纳米流体动态湿润的格子-Boltzmann模拟

纳米流体动态湿润特性与纳米颗粒的微观运动密切相关。由于缺乏纳米尺度的实验观测技术及相关理论描述,纳米流体动态湿润的研究极具挑战,相关机理仍未明晰。采用格子-Boltzmann方法研究纳米颗粒在纳米尺度下(10-9 m)的微观运动及颗粒沉积所导致的基液流体表面张力、流变性改变及结构分离压力对宏观动态湿润(10-3 m)的影响机制。结果表明,纳米颗粒对基液的表面张力的改性影响纳米流体平衡湿润特性,决定纳米流体是完全浸润还是部分浸润。而纳米颗粒对基液流体流变性的改变影响纳米流体动态湿润过程的铺展指数。纳米颗粒在液滴底部的沉积对动态湿润过程影响较小,而在接触线区域的沉积显著改变纳米流体的动态湿润行为。研究尝试从跨尺度的角度阐释纳米颗粒微观运动对宏观动态湿润行为的影响,探索从微观层面调控纳米流体动态湿润的新方法。

Dynamic wetting by nanofluids: Lattice Boltzmann method study

Nanofluids have been reported to exhibit attractive and tunable dynamic wetting behaviors due to the complex nanoparticle kinetics. Studies of the dynamic wetting by nanofluids are of great challenge because the wetting behavior crosses several length and time scales. The mechanism of dynamic wetting by nanofluids is still unclear due to limitations of nanoscale experimental techniques and fundamental theories. A lattice Boltzmann method with some simple but effective treatments with consideration of nanofluid surface tension and rheology modification, as well as the nanoparticle sedimentations, was used to investigate the effects of nanoparticle kinetics at the nanoscale (10-9 m) on the dynamic wetting behaviors occurring at the macroscopic scale (10-3 m). The individual effect analysis shows that the surface tension modification is related to the equilibrium wettability of nanofluids (complete wetting or partial wetting), while the spreading exponents of nanofluid droplets depend on the rheology modification. The additional hydrophobic nanoparticles, which function like surfactants, facilitate the wettability and result in a complete wetting behavior. Only considering the rheological modification cannot predict the wettability of nanofluids at equilibrium stages. However, without considering the rheology modification, the spreading exponents of nanofluid droplets are underestimated. The shear-thinning non-Newtonian behavior can further enhance the dynamic wetting of nanofluids. The nanoparticle deposition at the bottom of the droplet has few effects on the dynamic wetting for both the complete wetting and partial wetting.
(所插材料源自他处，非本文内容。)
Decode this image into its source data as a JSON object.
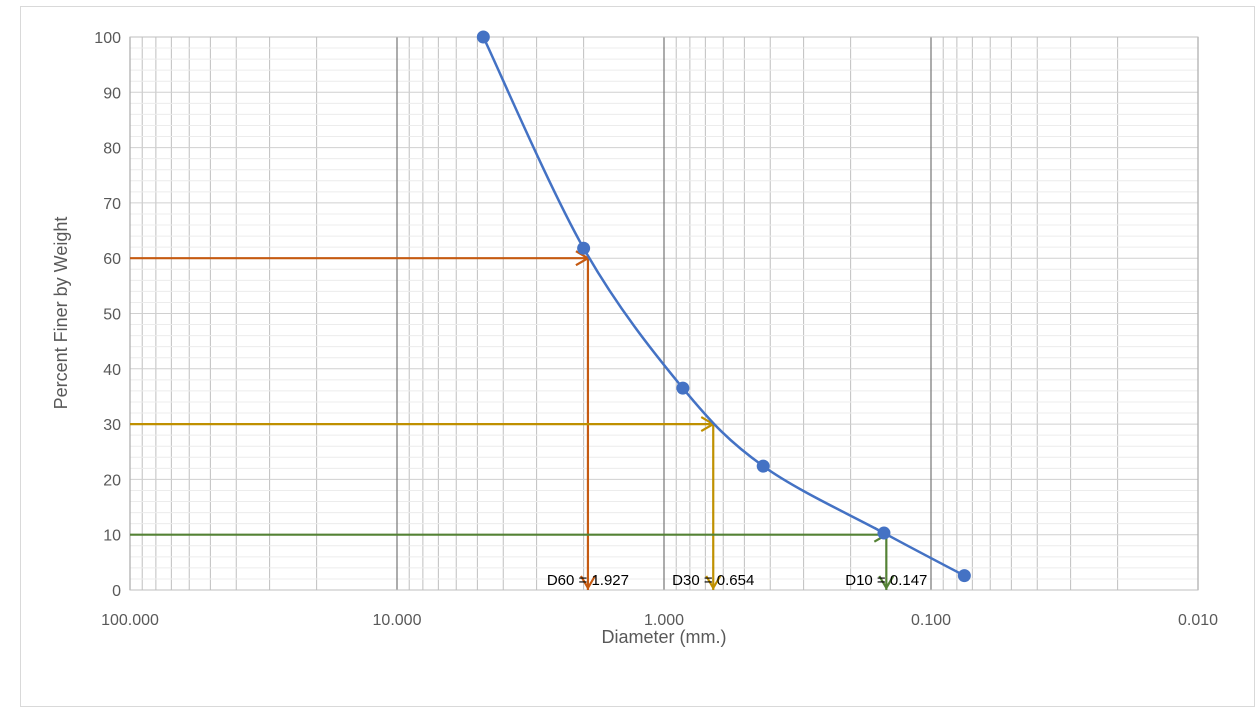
{
  "chart_data": {
    "type": "scatter",
    "title": "",
    "xlabel": "Diameter (mm.)",
    "ylabel": "Percent Finer by Weight",
    "x_scale": "log",
    "x_reversed": true,
    "xlim": [
      100,
      0.01
    ],
    "ylim": [
      0,
      100
    ],
    "x_tick_labels": [
      "100.000",
      "10.000",
      "1.000",
      "0.100",
      "0.010"
    ],
    "x_tick_values": [
      100,
      10,
      1,
      0.1,
      0.01
    ],
    "y_tick_values": [
      0,
      10,
      20,
      30,
      40,
      50,
      60,
      70,
      80,
      90,
      100
    ],
    "grid": true,
    "legend": "none",
    "series": [
      {
        "color": "#4472c4",
        "x": [
          4.75,
          2.0,
          0.85,
          0.425,
          0.15,
          0.075
        ],
        "y": [
          100,
          61.8,
          36.5,
          22.4,
          10.3,
          2.6
        ]
      }
    ],
    "annotations": [
      {
        "label": "D60 = 1.927",
        "percent": 60,
        "diameter": 1.927,
        "color": "#c55a11"
      },
      {
        "label": "D30 = 0.654",
        "percent": 30,
        "diameter": 0.654,
        "color": "#bf9000"
      },
      {
        "label": "D10 = 0.147",
        "percent": 10,
        "diameter": 0.147,
        "color": "#548235"
      }
    ]
  }
}
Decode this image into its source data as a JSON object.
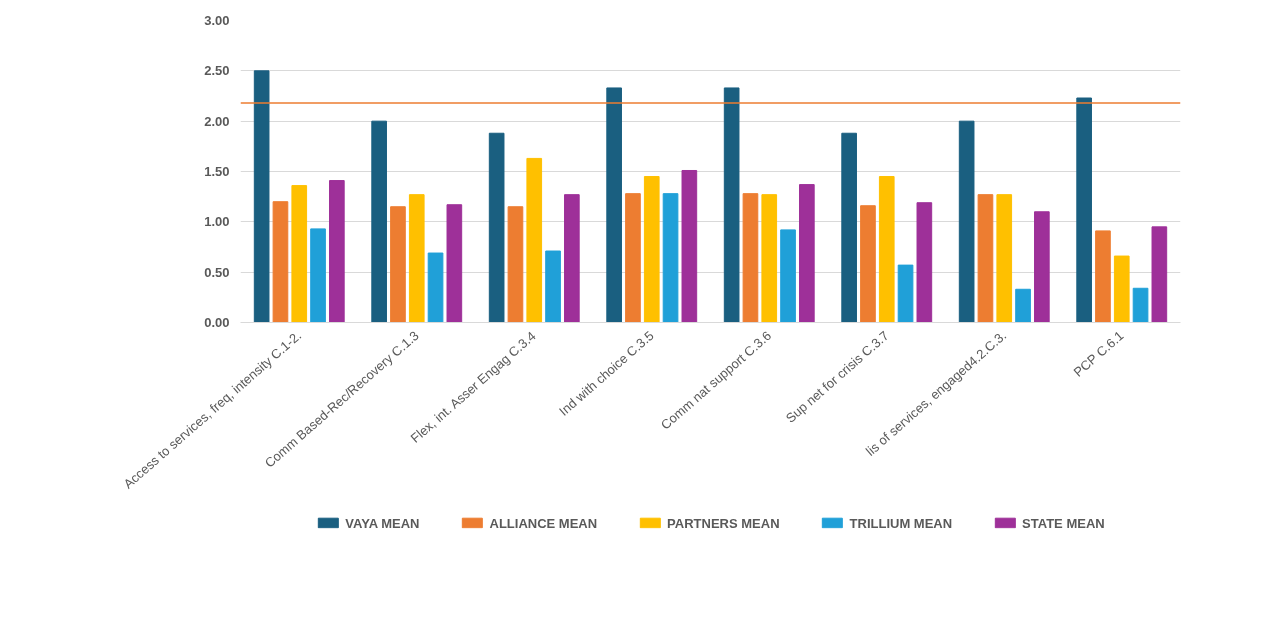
{
  "chart_data": {
    "type": "bar",
    "categories": [
      "Access to services, freq, intensity C.1-2.",
      "Comm Based-Rec/Recovery C.1.3",
      "Flex, int. Asser Engag C.3.4",
      "Ind with choice C.3.5",
      "Comm nat support C.3.6",
      "Sup net for crisis C.3.7",
      "lis of services, engaged4.2.C.3.",
      "PCP C.6.1"
    ],
    "series": [
      {
        "name": "VAYA MEAN",
        "color": "#1a5f80",
        "values": [
          2.5,
          2.0,
          1.88,
          2.33,
          2.33,
          1.88,
          2.0,
          2.23
        ]
      },
      {
        "name": "ALLIANCE MEAN",
        "color": "#ed7d31",
        "values": [
          1.2,
          1.15,
          1.15,
          1.28,
          1.28,
          1.16,
          1.27,
          0.91
        ]
      },
      {
        "name": "PARTNERS MEAN",
        "color": "#ffc000",
        "values": [
          1.36,
          1.27,
          1.63,
          1.45,
          1.27,
          1.45,
          1.27,
          0.66
        ]
      },
      {
        "name": "TRILLIUM MEAN",
        "color": "#20a0d8",
        "values": [
          0.93,
          0.69,
          0.71,
          1.28,
          0.92,
          0.57,
          0.33,
          0.34
        ]
      },
      {
        "name": "STATE MEAN",
        "color": "#9e3099",
        "values": [
          1.41,
          1.17,
          1.27,
          1.51,
          1.37,
          1.19,
          1.1,
          0.95
        ]
      }
    ],
    "ylim": [
      0,
      3
    ],
    "yticks": [
      {
        "value": 0,
        "label": "0.00"
      },
      {
        "value": 0.5,
        "label": "0.50"
      },
      {
        "value": 1,
        "label": "1.00"
      },
      {
        "value": 1.5,
        "label": "1.50"
      },
      {
        "value": 2,
        "label": "2.00"
      },
      {
        "value": 2.5,
        "label": "2.50"
      },
      {
        "value": 3,
        "label": "3.00"
      }
    ],
    "ref_lines": [
      {
        "axis": "y",
        "value": 2.18,
        "color": "#ed7d31"
      }
    ],
    "grid": "y",
    "legend": "bottom"
  }
}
However, the nanoparticle deposition in the vicinity of contact line strongly facilitates the contact line motion, especially for the partial wetting droplet at the late spreading stage when the contact angle is small, which can be explained by the additional structural disjoining pressure due to the nanoparticle self-assembly. The study provides multiscale understanding and guidelines to tune the nanofluid dynamic wetting behaviors.